Currently, I am working in Dr. Jeffery Gildersleeve’s laboratory at the National Institutes of Health, specifically in the National Cancer Institute for a year long post-baccalaureate. His research focuses on developing carbohydrate microarrays to assist in analyzing cellular markers, tumors, and vaccine efficacy. I am working on developing a microarray to test epitopes and specificity of antibodies formed by the HIV/AIDS vaccine. Developing this microarray would give researchers a rapid determination of the efficacy of the HIV/AIDS vaccine in the different stage trials of FDA approval.


Ned said...

Wow, that's pretty cool. I couldn't tell someone else much about it, but it kind of made sense as I read it on an abstract level.
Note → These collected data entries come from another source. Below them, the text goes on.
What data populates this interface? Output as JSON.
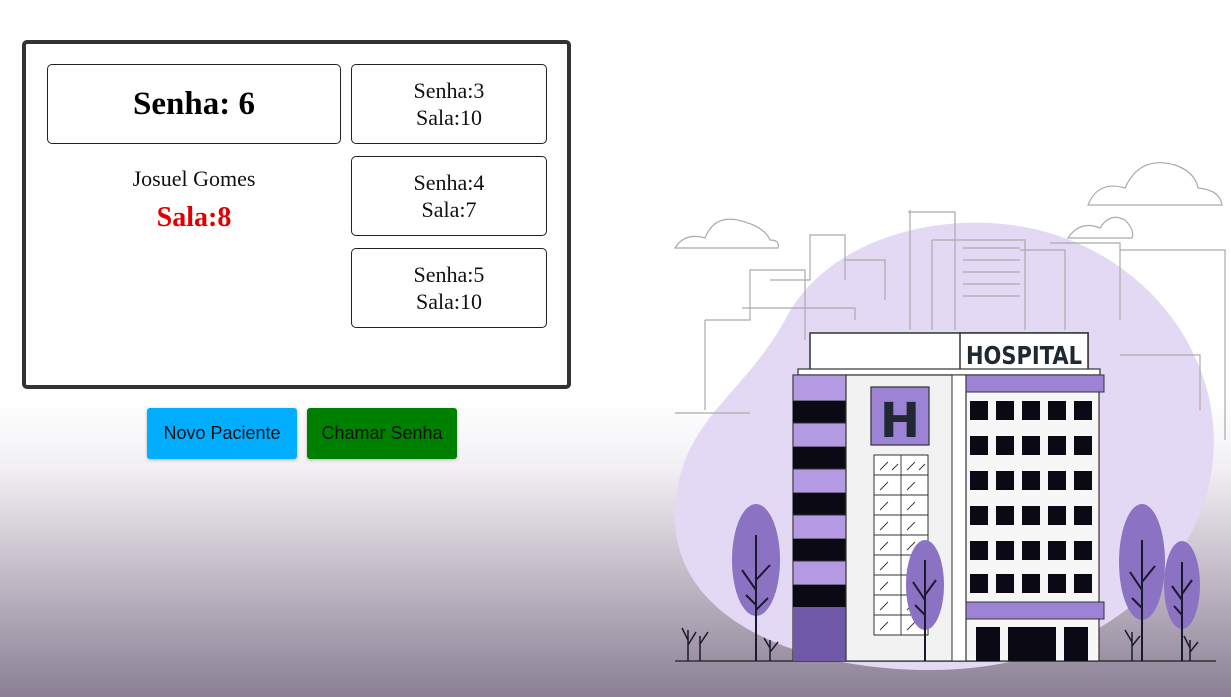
{
  "current": {
    "ticket_text": "Senha: 6",
    "patient_name": "Josuel Gomes",
    "room_text": "Sala:8"
  },
  "history": [
    {
      "ticket": "Senha:3",
      "room": "Sala:10"
    },
    {
      "ticket": "Senha:4",
      "room": "Sala:7"
    },
    {
      "ticket": "Senha:5",
      "room": "Sala:10"
    }
  ],
  "buttons": {
    "new_patient": "Novo Paciente",
    "call_ticket": "Chamar Senha"
  },
  "illustration": {
    "sign_text": "HOSPITAL",
    "h_letter": "H"
  },
  "colors": {
    "room_red": "#e00000",
    "new_button": "#00adff",
    "call_button": "#008000",
    "accent_purple": "#9d83d6",
    "blob": "#e3d9f4"
  }
}
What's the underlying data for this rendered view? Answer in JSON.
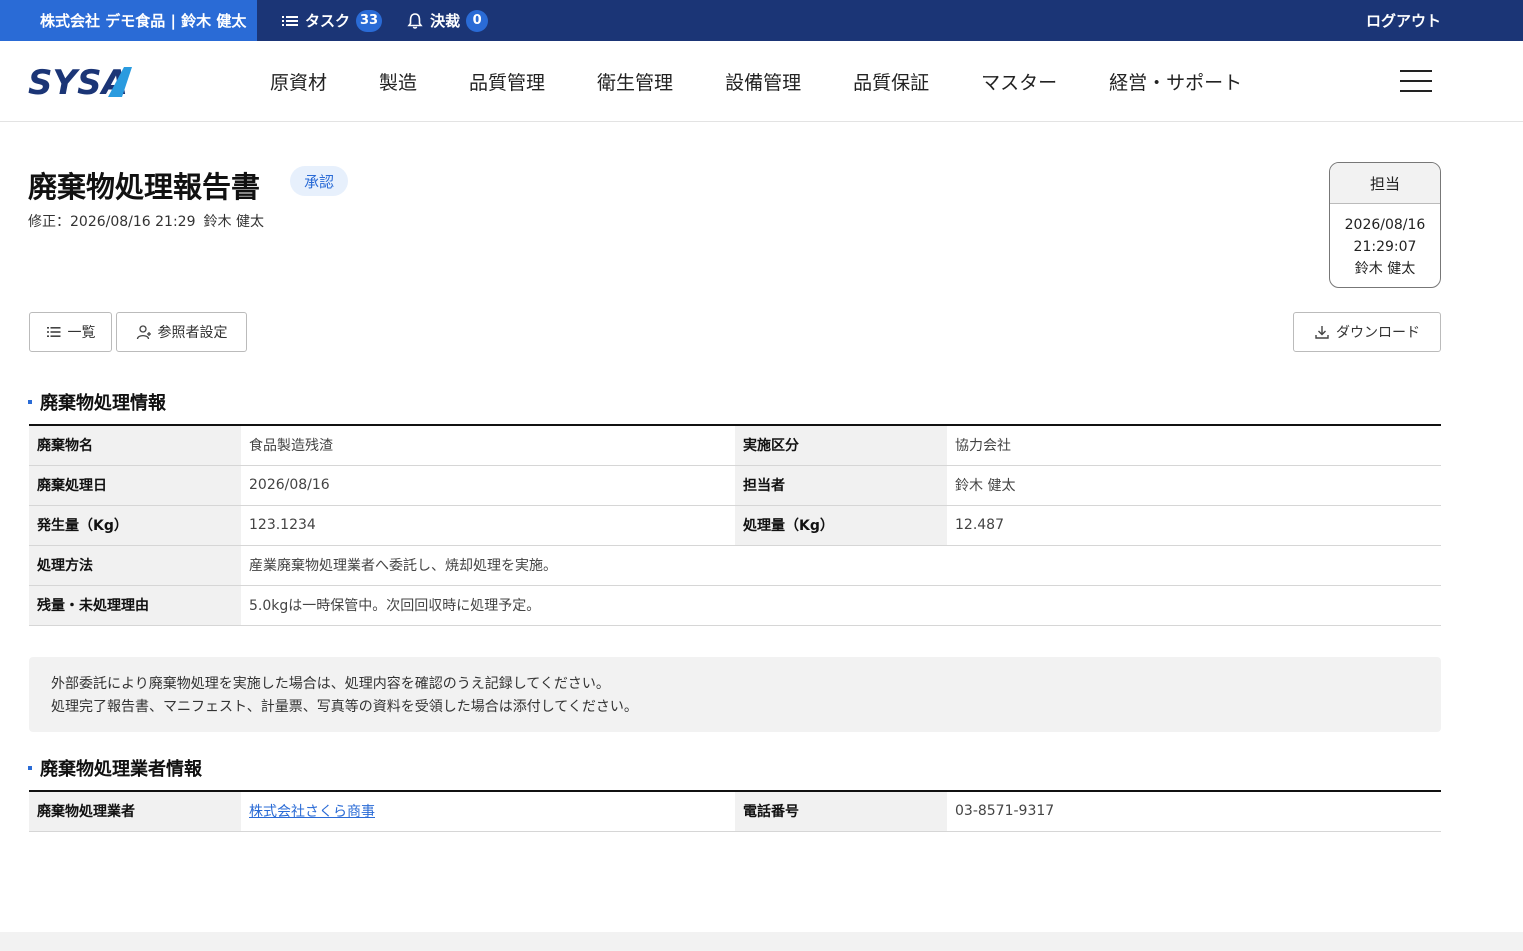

It would be interesting if you would translate this, or summarize it in plain English. Probably not too fun for you since the vocabulary enables you to convey complex ideas without having to explain as you go.

By the way, are you still swimming?

Mister Curie said...

Sounds like some awesome research. I loved Dr. Burton's Immunology class when I was at BYU. Good luck with your research at the NIH.

A Gay Mormon Boy said...

Good luck on these apps. I'm preparing mine right now and it's difficult, but somehow reassuring.

You might have studied with one of my good friends at BYU. He's at Southwestern now.